4chan download script

Sunday, 31. August 2008 19:44 - daniel - Other - 20 Comments


Downloads all the images from a 4chan image thread. I will probably regret downloading anything from 4chan, but that's not my problem.

Usage: 4chandl <4chan thread url>

Download the script

#!/bin/sh

if [ "$1" = "" ]; then
echo "Usage: `basename $0` <4chan thread url>"
exit 1
fi

echo "4chan downloader"
echo "Downloading untill canceled or 404'd"
LOC=$(echo "$1" | egrep -o '([0-9]*).html' | sed 's/\.html//g' )
echo "Downloading to $LOC"

if [ ! -d $LOC ]; then
mkdir $LOC
fi

cd $LOC

while [ "1" = "1" ]; do
TMP=`mktemp`
TMP2=`mktemp`

wget -O "$TMP" "$1"
if [ "$?" != "0" ]; then
rm $TMP $TMP2
exit 1
fi

egrep 'http://(img|cgi).4chan.org/[a-z0-9]+/src/(cb-nws/)?([0-9]*).(jpg|png|gif)' "$TMP" -o > "$TMP2"
cat "$TMP2" | sed 's!/cb-nws!!g' > "$TMP"

wget -nc -i $TMP

rm $TMP $TMP2

echo "Waiting 30 seconds befor next run"
sleep 30
done;



Comments

Anon - Friday, 30. January 2009 12:11

FINALLY inb4 404!

Thanks!

Anon - Tuesday, 10. March 2009 13:32

This is useful, thanks

Anon - Monday, 10. August 2009 13:48

Nice work. Thanks

sam2332 - Sunday, 20. September 2009 15:17

can u tell me what the -o parameter of "grep -o" does

and also egrep and sed they are regular expression commands right LOC=$( the $( means execute query right?

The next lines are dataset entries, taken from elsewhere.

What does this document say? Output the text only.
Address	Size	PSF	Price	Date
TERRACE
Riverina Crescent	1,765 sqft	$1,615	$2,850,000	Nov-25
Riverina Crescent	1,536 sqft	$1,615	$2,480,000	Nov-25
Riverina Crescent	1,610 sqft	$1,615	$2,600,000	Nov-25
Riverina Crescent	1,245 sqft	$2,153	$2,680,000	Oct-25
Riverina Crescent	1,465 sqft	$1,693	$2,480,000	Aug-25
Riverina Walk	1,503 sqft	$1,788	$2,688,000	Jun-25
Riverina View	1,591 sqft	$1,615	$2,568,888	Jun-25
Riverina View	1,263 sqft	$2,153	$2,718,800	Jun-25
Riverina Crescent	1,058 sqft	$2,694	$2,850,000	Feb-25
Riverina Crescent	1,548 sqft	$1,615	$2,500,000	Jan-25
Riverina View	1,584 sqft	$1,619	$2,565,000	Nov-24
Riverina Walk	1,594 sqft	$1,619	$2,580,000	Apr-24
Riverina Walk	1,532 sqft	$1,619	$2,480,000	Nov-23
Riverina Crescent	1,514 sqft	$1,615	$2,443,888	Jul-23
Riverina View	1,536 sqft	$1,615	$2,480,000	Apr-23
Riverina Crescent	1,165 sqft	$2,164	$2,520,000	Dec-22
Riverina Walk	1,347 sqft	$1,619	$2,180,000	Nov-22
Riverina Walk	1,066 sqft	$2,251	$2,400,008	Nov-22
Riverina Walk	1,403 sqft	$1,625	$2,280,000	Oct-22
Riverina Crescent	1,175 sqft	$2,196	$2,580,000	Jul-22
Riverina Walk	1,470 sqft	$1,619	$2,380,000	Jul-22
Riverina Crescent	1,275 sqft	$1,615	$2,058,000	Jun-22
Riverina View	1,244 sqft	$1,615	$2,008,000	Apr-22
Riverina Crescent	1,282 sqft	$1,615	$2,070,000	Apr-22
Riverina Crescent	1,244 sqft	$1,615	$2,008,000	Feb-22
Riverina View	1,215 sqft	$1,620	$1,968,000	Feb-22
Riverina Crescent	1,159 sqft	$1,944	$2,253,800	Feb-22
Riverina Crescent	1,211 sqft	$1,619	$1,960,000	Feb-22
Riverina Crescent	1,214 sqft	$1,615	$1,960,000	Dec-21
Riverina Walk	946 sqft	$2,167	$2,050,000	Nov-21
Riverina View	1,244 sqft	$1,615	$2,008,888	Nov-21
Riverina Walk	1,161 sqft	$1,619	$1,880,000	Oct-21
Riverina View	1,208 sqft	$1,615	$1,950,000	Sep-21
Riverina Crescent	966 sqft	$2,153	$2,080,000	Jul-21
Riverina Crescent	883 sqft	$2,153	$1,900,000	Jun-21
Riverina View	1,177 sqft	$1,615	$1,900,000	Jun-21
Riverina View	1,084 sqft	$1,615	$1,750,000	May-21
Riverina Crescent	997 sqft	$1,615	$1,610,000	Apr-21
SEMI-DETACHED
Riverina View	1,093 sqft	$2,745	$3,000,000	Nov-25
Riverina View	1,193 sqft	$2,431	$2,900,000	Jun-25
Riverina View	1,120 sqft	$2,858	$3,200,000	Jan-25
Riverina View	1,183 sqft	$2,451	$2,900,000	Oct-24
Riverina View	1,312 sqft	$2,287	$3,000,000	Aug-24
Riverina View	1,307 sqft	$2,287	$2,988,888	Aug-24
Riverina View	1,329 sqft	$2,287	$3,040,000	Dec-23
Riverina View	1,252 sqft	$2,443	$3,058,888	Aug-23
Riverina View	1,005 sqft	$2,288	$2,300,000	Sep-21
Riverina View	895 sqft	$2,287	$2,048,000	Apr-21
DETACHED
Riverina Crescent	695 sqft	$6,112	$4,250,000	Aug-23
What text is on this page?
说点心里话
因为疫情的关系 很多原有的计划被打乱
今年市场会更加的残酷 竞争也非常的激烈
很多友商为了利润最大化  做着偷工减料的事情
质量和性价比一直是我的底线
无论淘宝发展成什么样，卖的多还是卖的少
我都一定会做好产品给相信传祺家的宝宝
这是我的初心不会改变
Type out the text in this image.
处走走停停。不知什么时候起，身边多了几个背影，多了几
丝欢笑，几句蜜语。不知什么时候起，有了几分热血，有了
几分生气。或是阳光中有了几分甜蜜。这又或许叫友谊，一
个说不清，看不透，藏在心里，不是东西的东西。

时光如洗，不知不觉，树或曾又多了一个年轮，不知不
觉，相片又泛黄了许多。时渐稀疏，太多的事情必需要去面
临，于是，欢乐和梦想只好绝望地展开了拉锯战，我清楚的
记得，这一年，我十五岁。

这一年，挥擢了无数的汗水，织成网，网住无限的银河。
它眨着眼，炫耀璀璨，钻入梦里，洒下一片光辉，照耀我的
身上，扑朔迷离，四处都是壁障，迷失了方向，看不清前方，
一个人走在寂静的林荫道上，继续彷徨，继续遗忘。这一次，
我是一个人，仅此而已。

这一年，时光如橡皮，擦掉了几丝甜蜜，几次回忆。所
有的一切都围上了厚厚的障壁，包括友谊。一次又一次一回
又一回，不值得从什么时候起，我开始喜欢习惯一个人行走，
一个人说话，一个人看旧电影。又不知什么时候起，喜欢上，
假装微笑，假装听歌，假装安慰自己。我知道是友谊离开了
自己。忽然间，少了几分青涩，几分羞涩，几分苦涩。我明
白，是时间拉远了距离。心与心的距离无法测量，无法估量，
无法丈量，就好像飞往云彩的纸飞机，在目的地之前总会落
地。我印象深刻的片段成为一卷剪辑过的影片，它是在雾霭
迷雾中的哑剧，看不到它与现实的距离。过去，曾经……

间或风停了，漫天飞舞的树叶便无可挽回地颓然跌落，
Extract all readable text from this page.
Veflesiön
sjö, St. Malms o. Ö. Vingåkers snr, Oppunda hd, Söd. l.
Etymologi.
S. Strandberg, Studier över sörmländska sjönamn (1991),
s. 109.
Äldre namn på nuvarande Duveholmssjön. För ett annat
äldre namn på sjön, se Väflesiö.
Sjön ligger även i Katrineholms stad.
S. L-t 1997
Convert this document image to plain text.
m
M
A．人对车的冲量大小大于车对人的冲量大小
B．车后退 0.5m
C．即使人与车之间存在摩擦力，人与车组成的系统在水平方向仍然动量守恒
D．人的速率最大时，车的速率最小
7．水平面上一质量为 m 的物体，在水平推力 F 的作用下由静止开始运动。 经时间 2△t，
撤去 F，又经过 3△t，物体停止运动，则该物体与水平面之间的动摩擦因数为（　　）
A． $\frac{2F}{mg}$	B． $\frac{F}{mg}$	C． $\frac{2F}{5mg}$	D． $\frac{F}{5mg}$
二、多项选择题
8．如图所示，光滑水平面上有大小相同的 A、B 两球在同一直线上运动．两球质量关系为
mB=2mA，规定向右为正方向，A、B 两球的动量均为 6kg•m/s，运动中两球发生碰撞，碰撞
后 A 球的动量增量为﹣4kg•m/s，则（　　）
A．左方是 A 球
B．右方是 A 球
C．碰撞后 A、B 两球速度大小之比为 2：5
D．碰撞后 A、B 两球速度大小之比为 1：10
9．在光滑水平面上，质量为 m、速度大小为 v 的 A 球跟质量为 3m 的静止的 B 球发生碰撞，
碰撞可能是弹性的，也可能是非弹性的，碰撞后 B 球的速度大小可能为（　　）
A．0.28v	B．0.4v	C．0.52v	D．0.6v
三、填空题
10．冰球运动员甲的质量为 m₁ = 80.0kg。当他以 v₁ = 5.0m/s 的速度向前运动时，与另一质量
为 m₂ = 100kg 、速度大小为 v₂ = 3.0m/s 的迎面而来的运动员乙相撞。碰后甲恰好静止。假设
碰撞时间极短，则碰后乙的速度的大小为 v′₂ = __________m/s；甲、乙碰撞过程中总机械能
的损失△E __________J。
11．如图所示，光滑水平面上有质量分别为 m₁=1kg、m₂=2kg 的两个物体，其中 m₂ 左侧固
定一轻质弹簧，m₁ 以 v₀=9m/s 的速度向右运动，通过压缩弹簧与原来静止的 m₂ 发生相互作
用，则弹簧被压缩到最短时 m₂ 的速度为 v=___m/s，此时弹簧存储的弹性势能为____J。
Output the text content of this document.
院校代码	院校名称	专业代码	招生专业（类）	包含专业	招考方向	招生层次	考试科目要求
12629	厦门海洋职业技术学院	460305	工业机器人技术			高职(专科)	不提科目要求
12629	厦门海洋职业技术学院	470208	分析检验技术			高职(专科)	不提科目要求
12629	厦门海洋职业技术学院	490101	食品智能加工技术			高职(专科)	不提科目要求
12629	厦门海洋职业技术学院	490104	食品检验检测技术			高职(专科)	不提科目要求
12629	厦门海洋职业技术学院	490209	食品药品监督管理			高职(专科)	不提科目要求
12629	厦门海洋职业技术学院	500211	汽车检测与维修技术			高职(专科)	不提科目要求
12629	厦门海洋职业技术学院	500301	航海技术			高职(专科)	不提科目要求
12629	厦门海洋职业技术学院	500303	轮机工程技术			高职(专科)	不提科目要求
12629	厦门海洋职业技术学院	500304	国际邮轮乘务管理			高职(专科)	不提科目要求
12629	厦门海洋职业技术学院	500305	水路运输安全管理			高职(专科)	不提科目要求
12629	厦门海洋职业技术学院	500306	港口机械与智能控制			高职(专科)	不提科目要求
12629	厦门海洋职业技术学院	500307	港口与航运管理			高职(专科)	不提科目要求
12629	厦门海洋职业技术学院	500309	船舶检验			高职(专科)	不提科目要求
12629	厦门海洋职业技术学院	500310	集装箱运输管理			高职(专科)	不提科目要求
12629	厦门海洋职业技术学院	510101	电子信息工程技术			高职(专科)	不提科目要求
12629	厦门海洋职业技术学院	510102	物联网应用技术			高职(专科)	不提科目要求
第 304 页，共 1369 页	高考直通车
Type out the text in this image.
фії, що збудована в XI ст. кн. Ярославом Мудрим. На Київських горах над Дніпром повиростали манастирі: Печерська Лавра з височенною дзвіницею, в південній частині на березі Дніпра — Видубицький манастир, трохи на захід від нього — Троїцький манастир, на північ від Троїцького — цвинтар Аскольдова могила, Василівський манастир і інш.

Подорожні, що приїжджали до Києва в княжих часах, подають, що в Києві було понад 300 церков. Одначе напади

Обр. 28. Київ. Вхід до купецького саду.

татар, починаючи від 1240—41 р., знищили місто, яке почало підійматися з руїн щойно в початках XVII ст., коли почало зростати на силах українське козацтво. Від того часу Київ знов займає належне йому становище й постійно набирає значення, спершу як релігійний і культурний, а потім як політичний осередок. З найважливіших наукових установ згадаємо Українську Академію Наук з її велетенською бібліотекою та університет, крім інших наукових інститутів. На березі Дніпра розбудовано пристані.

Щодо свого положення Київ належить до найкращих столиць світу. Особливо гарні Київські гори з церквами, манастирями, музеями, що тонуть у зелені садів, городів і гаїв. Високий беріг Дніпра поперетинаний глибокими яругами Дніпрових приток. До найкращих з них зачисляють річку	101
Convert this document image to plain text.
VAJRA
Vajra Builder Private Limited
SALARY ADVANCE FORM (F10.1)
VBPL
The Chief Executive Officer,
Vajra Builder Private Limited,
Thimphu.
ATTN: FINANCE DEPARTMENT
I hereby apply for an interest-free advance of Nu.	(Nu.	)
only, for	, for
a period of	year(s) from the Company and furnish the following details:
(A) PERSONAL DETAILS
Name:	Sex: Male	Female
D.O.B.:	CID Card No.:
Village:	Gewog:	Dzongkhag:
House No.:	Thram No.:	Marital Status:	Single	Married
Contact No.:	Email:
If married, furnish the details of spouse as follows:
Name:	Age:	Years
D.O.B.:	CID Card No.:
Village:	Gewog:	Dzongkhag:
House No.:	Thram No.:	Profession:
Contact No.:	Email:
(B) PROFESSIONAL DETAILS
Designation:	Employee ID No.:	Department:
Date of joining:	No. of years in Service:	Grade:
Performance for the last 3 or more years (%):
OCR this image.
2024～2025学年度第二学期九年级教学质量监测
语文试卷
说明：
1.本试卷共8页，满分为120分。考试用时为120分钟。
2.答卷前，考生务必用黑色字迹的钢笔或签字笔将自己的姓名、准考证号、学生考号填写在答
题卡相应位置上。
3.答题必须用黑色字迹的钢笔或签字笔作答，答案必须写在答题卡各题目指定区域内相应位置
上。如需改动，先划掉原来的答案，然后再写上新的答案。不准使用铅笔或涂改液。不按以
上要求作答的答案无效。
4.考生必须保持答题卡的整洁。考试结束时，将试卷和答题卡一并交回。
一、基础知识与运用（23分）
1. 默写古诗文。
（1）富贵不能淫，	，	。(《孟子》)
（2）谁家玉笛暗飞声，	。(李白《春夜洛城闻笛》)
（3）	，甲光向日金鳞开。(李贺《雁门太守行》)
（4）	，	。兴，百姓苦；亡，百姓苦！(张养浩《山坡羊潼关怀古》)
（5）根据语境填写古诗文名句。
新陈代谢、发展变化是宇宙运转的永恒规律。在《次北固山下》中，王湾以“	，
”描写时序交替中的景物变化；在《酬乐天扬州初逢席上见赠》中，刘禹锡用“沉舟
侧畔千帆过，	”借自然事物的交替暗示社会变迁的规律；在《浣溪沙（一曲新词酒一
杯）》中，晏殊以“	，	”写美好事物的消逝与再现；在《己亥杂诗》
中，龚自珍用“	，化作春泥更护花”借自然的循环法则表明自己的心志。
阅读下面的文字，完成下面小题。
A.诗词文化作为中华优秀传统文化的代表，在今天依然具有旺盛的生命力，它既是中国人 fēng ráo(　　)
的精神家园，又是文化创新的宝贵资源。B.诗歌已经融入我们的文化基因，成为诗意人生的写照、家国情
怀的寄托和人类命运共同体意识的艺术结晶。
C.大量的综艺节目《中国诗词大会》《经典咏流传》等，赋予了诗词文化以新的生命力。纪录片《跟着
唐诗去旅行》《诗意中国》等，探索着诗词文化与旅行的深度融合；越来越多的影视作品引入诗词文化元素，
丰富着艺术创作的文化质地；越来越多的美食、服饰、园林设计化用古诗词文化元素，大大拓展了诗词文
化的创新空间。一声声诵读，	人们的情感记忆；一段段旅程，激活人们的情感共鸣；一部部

the reason im asking these questions is because im converting this program to autoit(windows scripting lanuage) and ive never learned/used bash

OHHH and this if [ "$?" != "0" ]; then

i dont get it lmao

sam2332 - Sunday, 20. September 2009 15:33

ok i think the -o stands for output ...... but -d still eludes me

Daniel - Sunday, 20. September 2009 19:49

The o switch means only matching, only the part matching the regex will be returned instead of the full line.

A $() in bash executes the command inside and puts the output into the variable, it's the same as the backstick operator.

$? is the return code of the last program that has been executed. An exit code of 0 means everything went ok.

-d in a test statement checks if it exists and if it is a directory.

sam2332 - Monday, 21. September 2009 13:59

thank you verry much :D

sam2332 - Tuesday, 22. September 2009 20:24

i jsut have a few more questions egrep 'http://(img|cgi).4chan.org/[a-z0-9]+/src/(cb-nws/)?([0-9]*).(jpg|png|gif)' "$TMP" -o > "$TMP2" what exactly is egrep im pretty sure i is a regexp tool but as for the syntax to use it im not 100%

oh and where in the code are you getting the collection of links?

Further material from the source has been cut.